Minha mãe resolveu me mandar passar uns dias
com tia Bebé, em Ilhéus, cidade vizinha,
que tinha praias belíssimas. Um porto ativo com embarcações entrando e saindo
pelo canal. E até navio com bueiro que soltava fumaça quando estava atracado no
porto. Apitava quando estava saindo ou
entrando na baía. Era bonito de escutar e ver o navio apitando feito um bicho
enorme do outro mundo.
Regressei
duas semanas depois. Fiquei sabendo que a caneta Park de meu pai, sumida
antes de o ladrão tentar entrar lá em casa, foi achada no pátio. Minha mãe estava varrendo
a terra dos vasos de planta que o ladrão
havia quebrado na fuga. Meu pai ficou surpreso, como minha mãe, quando viu a caneta Park. Ninguém falava mais
em seu sumiço, ocorrido lá em casa no mês de junho. Suspeitava-se de que tinha sido roubada pela empregada
Francisca.
Meu pai contou ao
delegado como a caneta Park havia aparecido
no pátio depois da fuga do ladrão. O delegado Arnaldo Gigante soltou uma
boa risada quando acabou de saber todos
os detalhes do aparecimento da caneta. Sabia que uma coisa estava ligada ao
ladrão. A sorte estava ajudando-o a pegar de uma só vez dois coelhos naquela
caçada. Ele conhecia o marido da
empregada, um ladrão perigoso, com várias entradas na delegacia. Daí
chegando-se até o bandido, o delegado
deu uns apertos nele para que confessasse tudo, o que não foi difícil..
O ladrão declarou que
queria entrar lá em casa para roubar várias coisas e se vingar de meu pai e
minha mãe pelo roubo frustrado da caneta Park.

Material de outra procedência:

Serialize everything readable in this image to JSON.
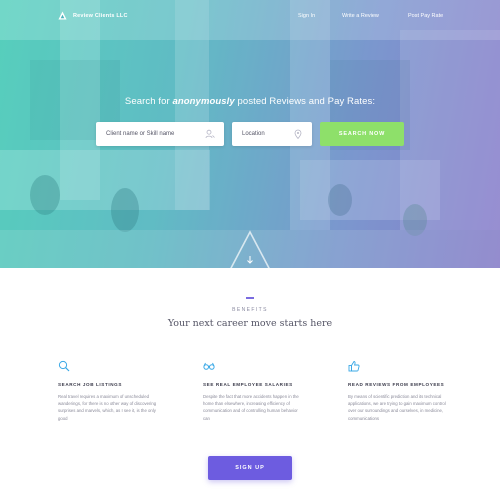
{
  "nav": {
    "brand": "Review Clients LLC",
    "links": [
      "Sign In",
      "Write a Review",
      "Post Pay Rate"
    ]
  },
  "hero": {
    "tagline_before": "Search for ",
    "tagline_emphasis": "anonymously",
    "tagline_after": " posted Reviews and Pay Rates:",
    "search": {
      "keyword_placeholder": "Client name or Skill name",
      "location_placeholder": "Location",
      "button_label": "SEARCH NOW"
    }
  },
  "benefits": {
    "eyebrow": "BENEFITS",
    "headline": "Your next career move starts here",
    "features": [
      {
        "icon": "magnifier-icon",
        "title": "SEARCH JOB LISTINGS",
        "body": "Real travel requires a maximum of unscheduled wanderings, for there is no other way of discovering surprises and marvels, which, as I see it, is the only good"
      },
      {
        "icon": "glasses-icon",
        "title": "SEE REAL EMPLOYEE SALARIES",
        "body": "Despite the fact that more accidents happen in the home than elsewhere, increasing efficiency of communication and of controlling human behavior can"
      },
      {
        "icon": "thumbs-up-icon",
        "title": "READ REVIEWS FROM EMPLOYEES",
        "body": "By means of scientific prediction and its technical applications, we are trying to gain maximum control over our surroundings and ourselves, in medicine, communications"
      }
    ],
    "cta_label": "SIGN UP"
  },
  "colors": {
    "accent_purple": "#6d5ce0",
    "accent_green": "#8ee06a",
    "hero_teal": "#3fc9b4",
    "hero_violet": "#7a6bc4",
    "feature_icon_blue": "#3aa8e6"
  }
}
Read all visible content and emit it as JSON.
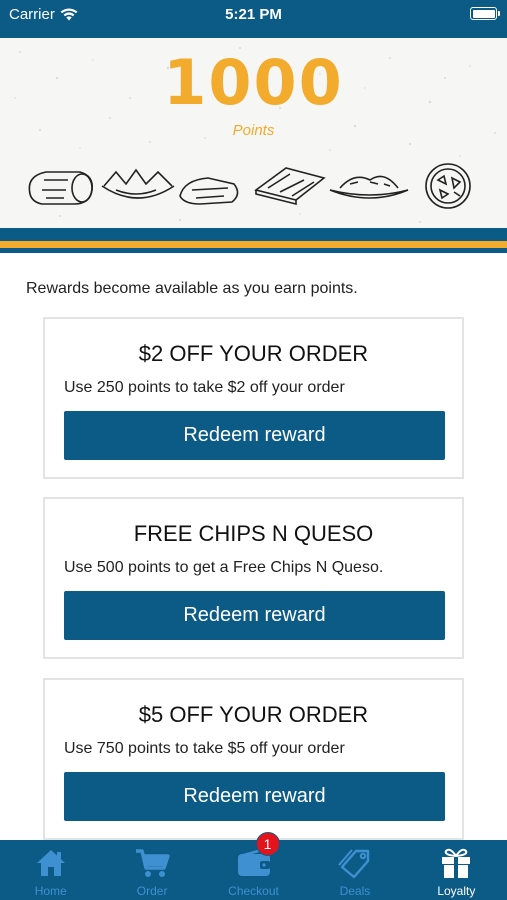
{
  "status_bar": {
    "carrier": "Carrier",
    "time": "5:21 PM"
  },
  "hero": {
    "points_value": "1000",
    "points_label": "Points"
  },
  "colors": {
    "brand_blue": "#0c5b86",
    "accent_gold": "#f2ab2d",
    "tab_inactive": "#3e90d0",
    "badge_red": "#e3141b"
  },
  "intro_text": "Rewards become available as you earn points.",
  "rewards": [
    {
      "title": "$2 OFF YOUR ORDER",
      "description": "Use 250 points to take $2 off your order",
      "button_label": "Redeem reward"
    },
    {
      "title": "FREE CHIPS N QUESO",
      "description": "Use 500 points to get a Free Chips N Queso.",
      "button_label": "Redeem reward"
    },
    {
      "title": "$5 OFF YOUR ORDER",
      "description": "Use 750 points to take $5 off your order",
      "button_label": "Redeem reward"
    }
  ],
  "tabs": [
    {
      "label": "Home",
      "icon": "home-icon"
    },
    {
      "label": "Order",
      "icon": "cart-icon"
    },
    {
      "label": "Checkout",
      "icon": "wallet-icon",
      "badge": "1"
    },
    {
      "label": "Deals",
      "icon": "tag-icon"
    },
    {
      "label": "Loyalty",
      "icon": "gift-icon",
      "active": true
    }
  ]
}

A mulher dele tinha roubado a caneta quando minha mãe foi para a novena na
igreja de Santo Antonio, no mês de junho, e meu pai estava jogando
sinuca no bar. Dias depois, ela ia sair com a caneta Park enfiada no sutiã
quando chegou o soldado Hilário. Com medo de tudo ser descoberto naquele
momento, ela tirou a caneta escondida no sutiã, enfiando-a apressada em um dos
vasos de planta junto ao muro..
Fiquei contente com a
descoberta do ladrão, que foi recolhido à cadeia pelo soldado Hilário. Embora já tivesse
esquecido que um ladrão perigoso, marido de uma ex-empregada, uma noite
quis entrar lá em casa. Tirou-me o sono várias vezes seguidas e, no seu lugar, trouxe-me a noite
circulando pelos cômodos com suas
sombras vagarosas. .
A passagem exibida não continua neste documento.